There are few savory dishes I won’t attempt or that I feel intimidated by. That’s not to say they would taste good or look the way they’re supposed to, but I’d give it a shot and try to get it right.
Have you looked at a recipe or dish and been put off by the number of ingredients, the ingredients you’ve not heard of, or the time or equipment involved? Only you can judge your level of ability or patience to tackle something, but pushing the envelope and getting out of your comfort zone can lead you to some pretty amazing experiences. Even the failures are good because you know what to fix next time out.

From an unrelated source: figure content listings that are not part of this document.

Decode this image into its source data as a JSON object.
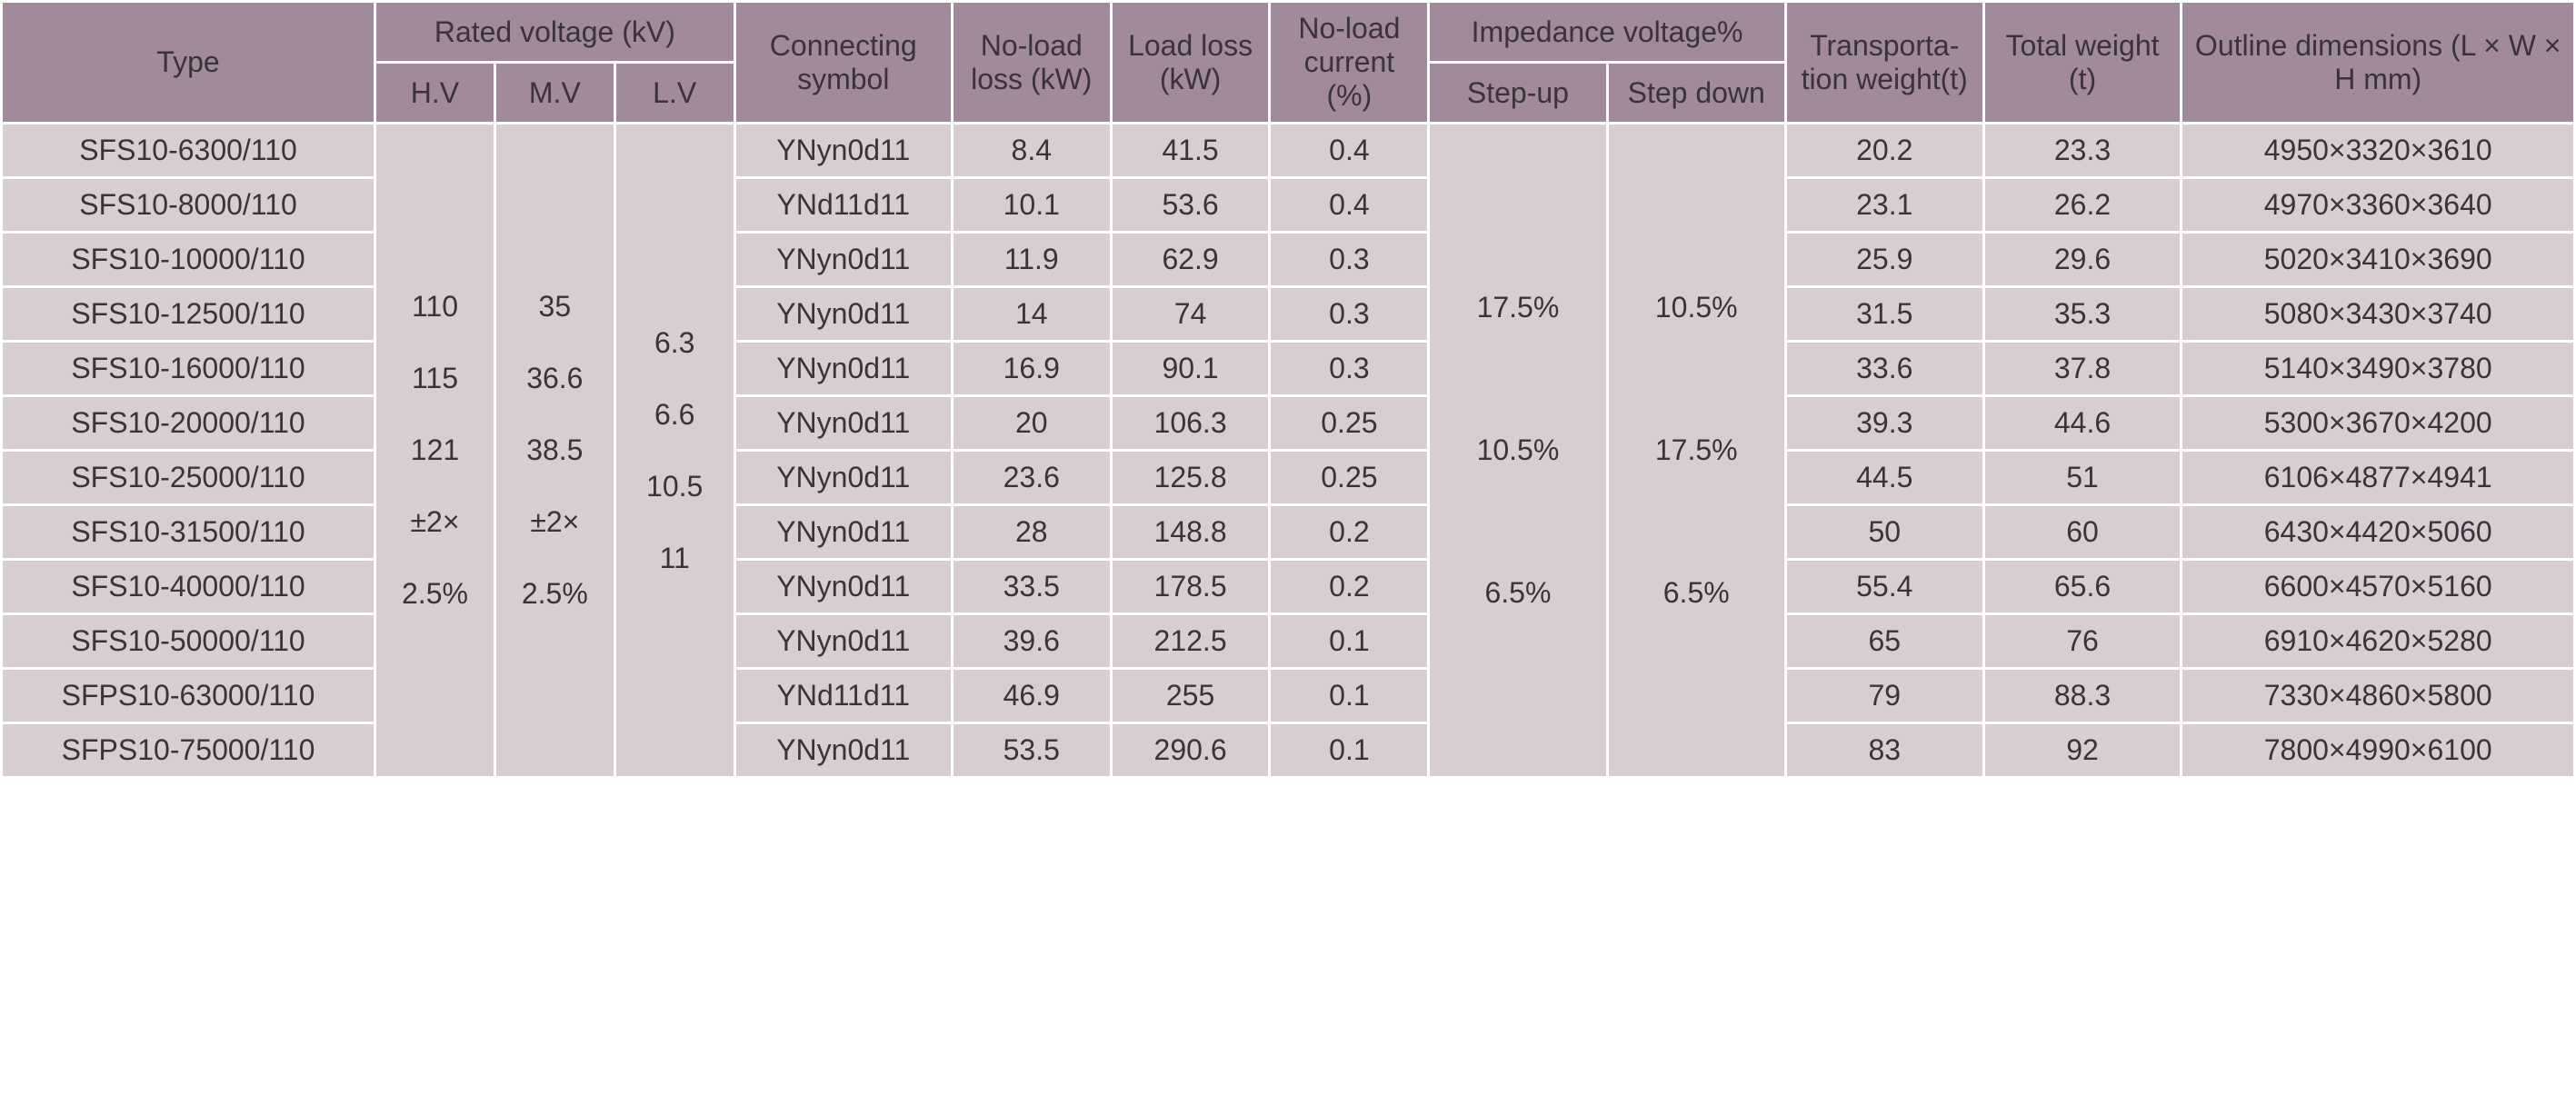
{
  "table": {
    "headers": {
      "type": "Type",
      "rated_voltage": "Rated  voltage (kV)",
      "hv": "H.V",
      "mv": "M.V",
      "lv": "L.V",
      "connecting": "Connecting symbol",
      "noload_loss": "No-load loss (kW)",
      "load_loss": "Load loss (kW)",
      "noload_current": "No-load current (%)",
      "impedance": "Impedance voltage%",
      "stepup": "Step-up",
      "stepdown": "Step down",
      "transport": "Transporta-tion weight(t)",
      "total_weight": "Total weight (t)",
      "dimensions": "Outline dimensions (L × W × H  mm)"
    },
    "hv_values": [
      "110",
      "115",
      "121",
      "±2×",
      "2.5%"
    ],
    "mv_values": [
      "35",
      "36.6",
      "38.5",
      "±2×",
      "2.5%"
    ],
    "lv_values": [
      "6.3",
      "6.6",
      "10.5",
      "11"
    ],
    "stepup_values": [
      "17.5%",
      "10.5%",
      "6.5%"
    ],
    "stepdown_values": [
      "10.5%",
      "17.5%",
      "6.5%"
    ],
    "rows": [
      {
        "type": "SFS10-6300/110",
        "conn": "YNyn0d11",
        "noload": "8.4",
        "load": "41.5",
        "current": "0.4",
        "trans": "20.2",
        "total": "23.3",
        "dim": "4950×3320×3610"
      },
      {
        "type": "SFS10-8000/110",
        "conn": "YNd11d11",
        "noload": "10.1",
        "load": "53.6",
        "current": "0.4",
        "trans": "23.1",
        "total": "26.2",
        "dim": "4970×3360×3640"
      },
      {
        "type": "SFS10-10000/110",
        "conn": "YNyn0d11",
        "noload": "11.9",
        "load": "62.9",
        "current": "0.3",
        "trans": "25.9",
        "total": "29.6",
        "dim": "5020×3410×3690"
      },
      {
        "type": "SFS10-12500/110",
        "conn": "YNyn0d11",
        "noload": "14",
        "load": "74",
        "current": "0.3",
        "trans": "31.5",
        "total": "35.3",
        "dim": "5080×3430×3740"
      },
      {
        "type": "SFS10-16000/110",
        "conn": "YNyn0d11",
        "noload": "16.9",
        "load": "90.1",
        "current": "0.3",
        "trans": "33.6",
        "total": "37.8",
        "dim": "5140×3490×3780"
      },
      {
        "type": "SFS10-20000/110",
        "conn": "YNyn0d11",
        "noload": "20",
        "load": "106.3",
        "current": "0.25",
        "trans": "39.3",
        "total": "44.6",
        "dim": "5300×3670×4200"
      },
      {
        "type": "SFS10-25000/110",
        "conn": "YNyn0d11",
        "noload": "23.6",
        "load": "125.8",
        "current": "0.25",
        "trans": "44.5",
        "total": "51",
        "dim": "6106×4877×4941"
      },
      {
        "type": "SFS10-31500/110",
        "conn": "YNyn0d11",
        "noload": "28",
        "load": "148.8",
        "current": "0.2",
        "trans": "50",
        "total": "60",
        "dim": "6430×4420×5060"
      },
      {
        "type": "SFS10-40000/110",
        "conn": "YNyn0d11",
        "noload": "33.5",
        "load": "178.5",
        "current": "0.2",
        "trans": "55.4",
        "total": "65.6",
        "dim": "6600×4570×5160"
      },
      {
        "type": "SFS10-50000/110",
        "conn": "YNyn0d11",
        "noload": "39.6",
        "load": "212.5",
        "current": "0.1",
        "trans": "65",
        "total": "76",
        "dim": "6910×4620×5280"
      },
      {
        "type": "SFPS10-63000/110",
        "conn": "YNd11d11",
        "noload": "46.9",
        "load": "255",
        "current": "0.1",
        "trans": "79",
        "total": "88.3",
        "dim": "7330×4860×5800"
      },
      {
        "type": "SFPS10-75000/110",
        "conn": "YNyn0d11",
        "noload": "53.5",
        "load": "290.6",
        "current": "0.1",
        "trans": "83",
        "total": "92",
        "dim": "7800×4990×6100"
      }
    ],
    "colors": {
      "header_bg": "#a18a9b",
      "cell_bg": "#d8cdd2",
      "text": "#3a3338",
      "spacing_bg": "#ffffff"
    },
    "fontsize": 32
  }
}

The list of savory dishes I want to try includes several I’d like to get right, but they remain on the wish list, only because I’ve had no time or can’t find something I need to get on with it. It’s not because they’re scary.
Baking, on the other hand, feels like steering the ship into waters beyond which there be dragons. The baking list is made up of things that scare me. You can instinct your way through a Moroccan stew, to a point, but baking is chemistry requiring a level of precision with a smaller margin of error.
Screw up the Moroccan stew, and people will taste it and think, “Well, this is good, but I’ve never been to Morocco, so I guess it’s right.” Screw up a cake, and it’s evident with a glance or a single bite, no matter what your experience or origin.
You can taste a stew and know it needs salt or something, but the cake is a commitment once it goes into the oven, and there’s not a lot you can fix.
I want to try cannoli. The excuse, up to now, was that I had no forms to create the little tubes. Now I have four of them in a box in a drawer, waiting for me to get busy. I think three weekends have passed since I found the forms and bought them, and all three of those weekends have begun with the intention to make cannoli. Thankfully something always came up. Maybe this weekend.
Macarons also are lurking in the darkness to smack me down to size. They’re a delicate, little, sweet sandwich made of flavored and tinted meringue and a filling. Reading recipe after recipe, it’s clear there are innumerable places to slip up. My excuse here is that I don’t yet have the fancy template doodad with circular markings to show exactly how big to pipe out the mixture before baking the outer bits.
I think I bought the right-sized piping tip about three months ago. Hopefully I won’t find the template mat anytime soon or I’ll be out of excuses.
Croissants are next, and I have no excuse at all for not trying them before, except that they look hard and take two days. The reward is a flaky, buttery treat — unless you goof. Then I suppose the reward is gluey dough blobs.
Maybe croissants this weekend. There’s just no excuse not to.